The Nightcap

I’ve been reading some more about Google Project Zero’s “In-the-Wild Series”. Yesterday there was a great article in ZDNet by Catalin Cimpanu about their recent findings which involved a sophisticated hacking scheme that daisy-chained vulnerabilities – including 0days – together (yes, think Stuxnet) from Chrome, WIndows and Android to target both WIndows and Android devices. The operation involved two exploit servers, two sets of these vulnerability chains, and watering hole attacks.

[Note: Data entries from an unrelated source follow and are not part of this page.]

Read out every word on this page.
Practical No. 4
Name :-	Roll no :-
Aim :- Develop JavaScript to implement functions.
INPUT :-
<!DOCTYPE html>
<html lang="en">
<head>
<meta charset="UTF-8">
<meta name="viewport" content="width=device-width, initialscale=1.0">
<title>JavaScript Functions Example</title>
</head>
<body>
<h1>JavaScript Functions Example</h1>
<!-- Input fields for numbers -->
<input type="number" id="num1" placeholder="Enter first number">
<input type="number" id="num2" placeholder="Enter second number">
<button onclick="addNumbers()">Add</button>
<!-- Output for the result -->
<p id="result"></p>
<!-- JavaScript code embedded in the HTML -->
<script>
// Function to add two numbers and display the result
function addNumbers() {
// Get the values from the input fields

Very, very clever work that is modular, flexible, efficient and designed to escape sandboxes. When you’re dealing with a highly resourced and skilled adversary, typically backed by a nation-state, you’re looking at something like this. While you probably won’t see this coming – just ask anyone caught up in the SolarWinds attack – you can apply the lessons we’ve been learning over cumulative attacks to look past the standard checklist, and what you expect to find, to go hunt for recent changes in registry keys, files renamed, and processes diverted.

https://googleprojectzero.blogspot.com/2021/01/introducing-in-wild-series.html

Huge kudos and appreciation to the team hard at work discovering things that go bump in the night including Maddie Stone, Mark Brand, Sergei Glazunov, and @j00ru.